Par ailleurs, la seule intuition de F. Fourquet qui m’a semblé vraiment originale est celle selon laquelle le centre de l’économie-monde, une ville ou une conurbation entre plusieurs villes (actuellement New York – Washington), doit être un lieu de tolérance religieuse, culturelle et politique. L’intolérance nuit aux (bonnes) affaires qui forment le cœur de  l’économie monde. Cela semble bien être le cas pour les cas du passé (Venise, Anvers, Amsterdam, Londres), et il serait logique que cela soit le cas dans l’avenir.
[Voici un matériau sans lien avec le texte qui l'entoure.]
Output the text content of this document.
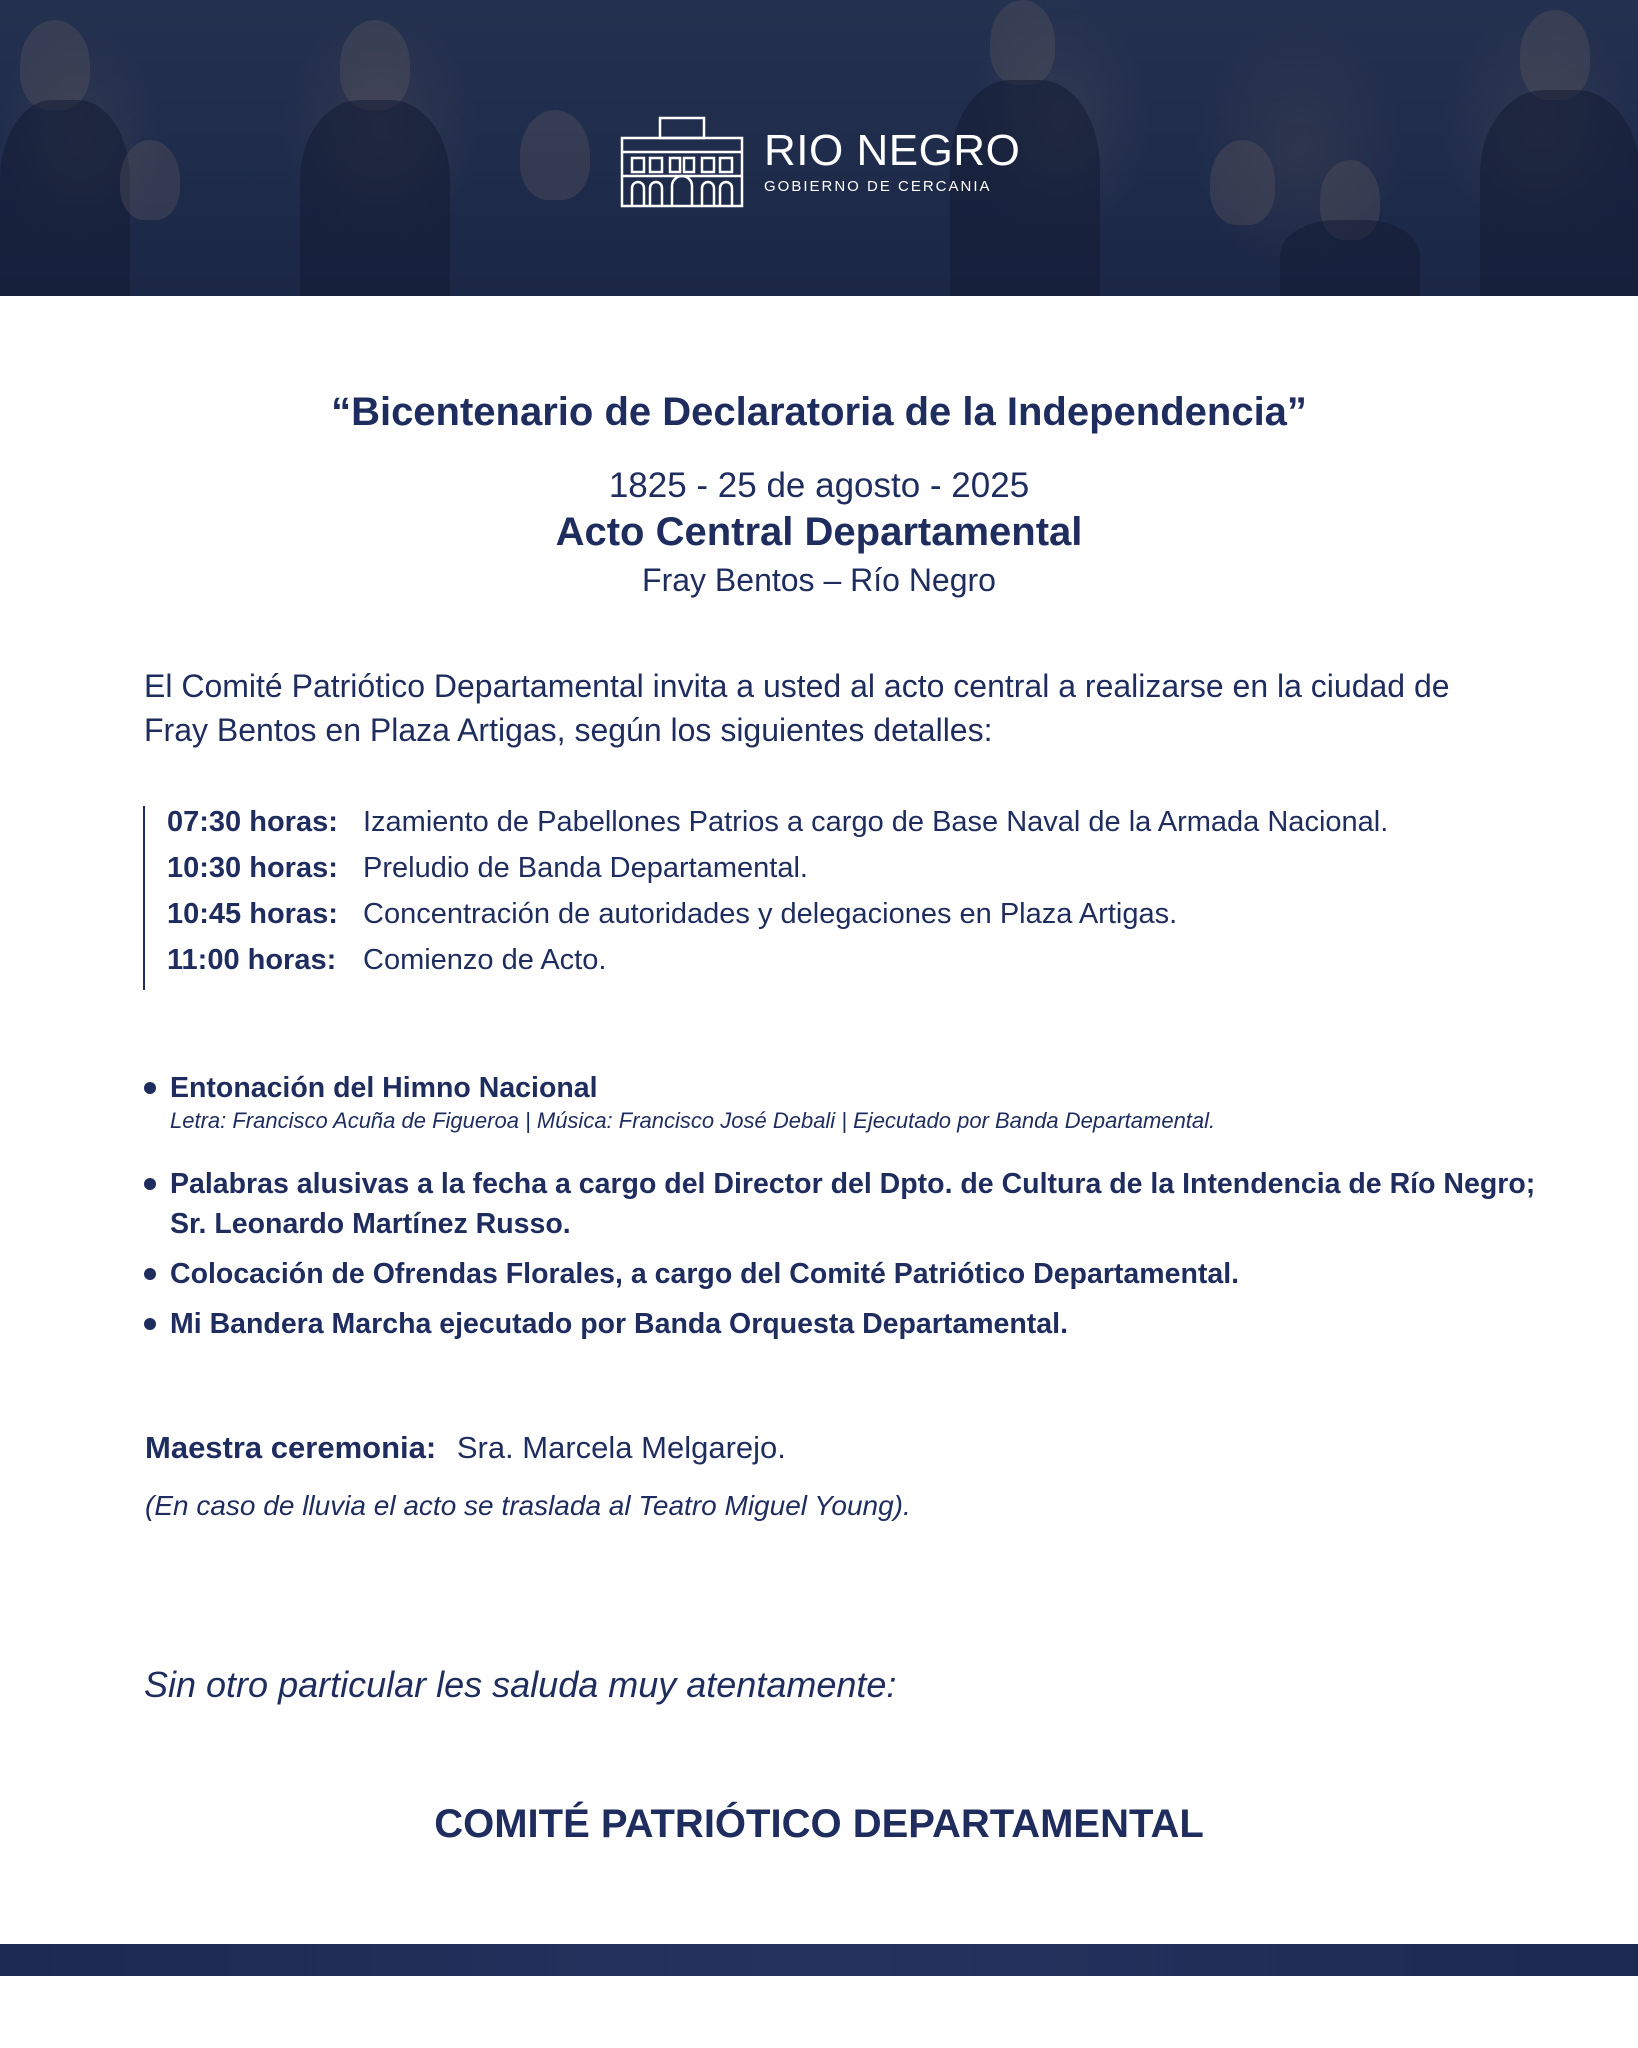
RIO NEGRO
GOBIERNO DE CERCANIA
“Bicentenario de Declaratoria de la Independencia”
1825 - 25 de agosto - 2025
Acto Central Departamental
Fray Bentos – Río Negro
El Comité Patriótico Departamental invita a usted al acto central a realizarse en la ciudad de Fray Bentos en Plaza Artigas, según los siguientes detalles:
07:30 horas: Izamiento de Pabellones Patrios a cargo de Base Naval de la Armada Nacional.
10:30 horas: Preludio de Banda Departamental.
10:45 horas: Concentración de autoridades y delegaciones en Plaza Artigas.
11:00 horas: Comienzo de Acto.
Entonación del Himno Nacional
Letra: Francisco Acuña de Figueroa | Música: Francisco José Debali | Ejecutado por Banda Departamental.
Palabras alusivas a la fecha a cargo del Director del Dpto. de Cultura de la Intendencia de Río Negro; Sr. Leonardo Martínez Russo.
Colocación de Ofrendas Florales, a cargo del Comité Patriótico Departamental.
Mi Bandera Marcha ejecutado por Banda Orquesta Departamental.
Maestra ceremonia: Sra. Marcela Melgarejo.
(En caso de lluvia el acto se traslada al Teatro Miguel Young).
Sin otro particular les saluda muy atentamente:
COMITÉ PATRIÓTICO DEPARTAMENTAL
C’est là un argument qui laisse à penser à F. Fourquet que la Chine (communiste) ne peut pas devenir à terme le centre de l’économie mondiale (en particulier p. 169-170, et p. 173-175, reproduisant un point de vue donné au journal le Monde en 2010). (Ou est-ce que cela veut dire que Singapour sera le centre du monde du XXIème siècle?) Pour le coup, c’est là une prédiction que les historiens de l’avenir auront le loisir de falsifier ou de confirmer. Si elle est vraie, l’idée que le centre de l’économie-monde est par nécessité tolérant me parait aussi un message d’espoir pour la liberté intellectuelle de l’humanité.

Au final, la publication de cet ouvrage, dont je déconseillerai la lecture aux étudiants même avancés, dessert la cause que F. Fourquet entendait sans doute servir. L’idée est bonne, mais la réalisation terrible. Il aurait donc mieux valu s’abstenir de proposer au lecteur de 2018, d’une part, des preuves si éclatantes d’une pensée vieillie à bien des sens du terme, et, d’autre part, des démonstrations si bancales. Faire les fonds de tiroir n’est jamais très raisonnable, même par amitié. A chacun son époque.